Continui ad odiare il CLIL, che è entrato per legge nelle scuole e che difficilmente si realizzerà se non si procede  alla formazione effettiva dei docenti e a un cambio di mentalità;  nulla è cambiato sotto il sole del profilo docente; gli studenti? Sempre quelli e sempre più connessie/o disconnessi.

Tutto cambia perché tutto resti uguale, gattopardescamente. Narrazione ancora oggi, realisticamente amara.

Lo spot MIUR con Vecchioni.
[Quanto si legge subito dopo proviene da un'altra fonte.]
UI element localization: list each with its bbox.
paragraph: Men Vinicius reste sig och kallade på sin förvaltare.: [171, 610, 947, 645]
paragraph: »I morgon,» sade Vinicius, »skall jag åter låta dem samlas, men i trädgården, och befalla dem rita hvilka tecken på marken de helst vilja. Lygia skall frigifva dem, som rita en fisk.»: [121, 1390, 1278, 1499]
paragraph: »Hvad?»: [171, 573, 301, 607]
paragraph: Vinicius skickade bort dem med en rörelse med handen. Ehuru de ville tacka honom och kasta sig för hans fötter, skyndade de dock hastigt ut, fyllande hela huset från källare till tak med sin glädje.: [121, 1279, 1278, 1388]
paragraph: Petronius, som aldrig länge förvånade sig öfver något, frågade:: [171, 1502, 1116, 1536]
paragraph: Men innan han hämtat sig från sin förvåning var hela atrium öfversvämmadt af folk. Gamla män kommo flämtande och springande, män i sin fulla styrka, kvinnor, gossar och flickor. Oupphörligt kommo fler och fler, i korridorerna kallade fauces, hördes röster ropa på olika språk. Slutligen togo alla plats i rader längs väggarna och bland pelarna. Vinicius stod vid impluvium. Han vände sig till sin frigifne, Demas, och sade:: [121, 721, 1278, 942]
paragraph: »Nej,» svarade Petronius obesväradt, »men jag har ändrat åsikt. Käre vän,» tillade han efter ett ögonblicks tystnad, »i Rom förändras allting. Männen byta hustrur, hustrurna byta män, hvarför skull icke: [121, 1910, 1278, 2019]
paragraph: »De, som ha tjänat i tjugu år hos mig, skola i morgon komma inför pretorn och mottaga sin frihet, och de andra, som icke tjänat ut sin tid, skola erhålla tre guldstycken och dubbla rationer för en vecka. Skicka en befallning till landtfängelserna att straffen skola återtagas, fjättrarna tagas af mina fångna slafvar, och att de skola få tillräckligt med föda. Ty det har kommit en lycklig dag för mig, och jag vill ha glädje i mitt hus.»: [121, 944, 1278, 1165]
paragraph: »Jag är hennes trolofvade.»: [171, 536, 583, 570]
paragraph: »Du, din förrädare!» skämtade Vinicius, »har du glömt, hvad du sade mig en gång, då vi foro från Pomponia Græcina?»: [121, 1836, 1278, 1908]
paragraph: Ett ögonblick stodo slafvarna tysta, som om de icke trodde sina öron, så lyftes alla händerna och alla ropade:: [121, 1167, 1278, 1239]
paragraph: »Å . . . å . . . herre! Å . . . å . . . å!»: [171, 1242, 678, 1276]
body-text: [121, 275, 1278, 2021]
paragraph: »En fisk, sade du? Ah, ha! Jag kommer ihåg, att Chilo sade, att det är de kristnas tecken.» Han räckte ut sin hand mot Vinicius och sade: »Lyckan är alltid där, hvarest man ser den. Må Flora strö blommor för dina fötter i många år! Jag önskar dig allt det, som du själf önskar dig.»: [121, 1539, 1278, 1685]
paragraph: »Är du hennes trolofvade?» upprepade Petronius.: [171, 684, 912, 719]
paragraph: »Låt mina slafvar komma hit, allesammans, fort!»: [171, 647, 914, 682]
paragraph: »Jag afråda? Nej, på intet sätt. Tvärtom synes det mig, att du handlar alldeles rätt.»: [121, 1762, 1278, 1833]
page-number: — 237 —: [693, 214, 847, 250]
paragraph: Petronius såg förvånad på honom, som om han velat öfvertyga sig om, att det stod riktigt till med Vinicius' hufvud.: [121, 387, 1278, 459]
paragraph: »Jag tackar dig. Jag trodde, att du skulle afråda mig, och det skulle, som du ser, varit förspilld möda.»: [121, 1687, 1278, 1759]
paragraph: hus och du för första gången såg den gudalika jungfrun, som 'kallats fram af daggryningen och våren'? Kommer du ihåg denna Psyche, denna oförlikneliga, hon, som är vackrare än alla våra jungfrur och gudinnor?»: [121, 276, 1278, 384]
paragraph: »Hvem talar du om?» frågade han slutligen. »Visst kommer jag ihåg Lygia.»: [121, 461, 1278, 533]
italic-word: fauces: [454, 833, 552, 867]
La scuola ci salverà…comunque

Era il 2012…Oggi, 2016,  è tempo di Buona Scuola?

giovanna-cosenzaHo letto con molto interesse l’articolo di Giovanna Cosenza  Scuola: l’Ultima campagna del ministerosul suo blog DIS.AMB.IGUANDO (Mi piace molto questo nome!).

La sua analisi  dello spot con Vecchioni mette  insieme i pareri  favorevoli e quelli contrari. Penso anche io che il messaggio sia rivolto più agli adulti che ai  giovani, penso anche io che possa apparire un pò “sdolcinato e manipolatvo”, però mi piace, se non altro porta la scuola in TV con il linguaggio  che sembra essere quello dominante e più facilmente comprensibile. Un messaggio che fa appello alla capacità di sognare, ma anche alla necessità di   applicarsi per nutrire il sogno.

Molte, forse troppe,  sono le mancanze del MIUR, dei legislatori, dei media, dei cittadini disattenti o male informati. La scuola, nonostante tutti ritengano  di  conoscerla e di poter intervenre sui suoi meccanismi,  rimane per moltissimi una perfetta sconosciuta e allora  i media dovrebbero assolvere il loro compito  primario: informare sulla realtà del mondo scolastico, anche passando attraverso uno spot discusso, ma che comunque suscita emozioni. Dalle emozioni si può (e si deve) passare alla conoscenza e all’azione conseguente.

L’ultima proposta MIUR “squisitamente quantitativa”, ovvero  l’aumento  del monte ore  che i docenti  devono trascorre a scuola, fino a 24 ore settimanali, fa pendere la bilancia dalla parte degli “arrabbiati” con il sistema. Condivido. Decisione “demagoogica”, avulsa da ogni progetto  complessivo di  valorizzazione di tempi e risorse.

Vogliamo  solo accontentare la massa ignorante di chi  è sempre pronto ad accusare gli insegnanti  di lavorare poco? Volgliamo solo far cassa sulle spalle dei soliti noti? Avanti c’è posto. E non c’è governo pseudo tecnico  che tenga. L’incapacità di  capire la scuola e di agire di conseguenza è super trasversale…purtroppo.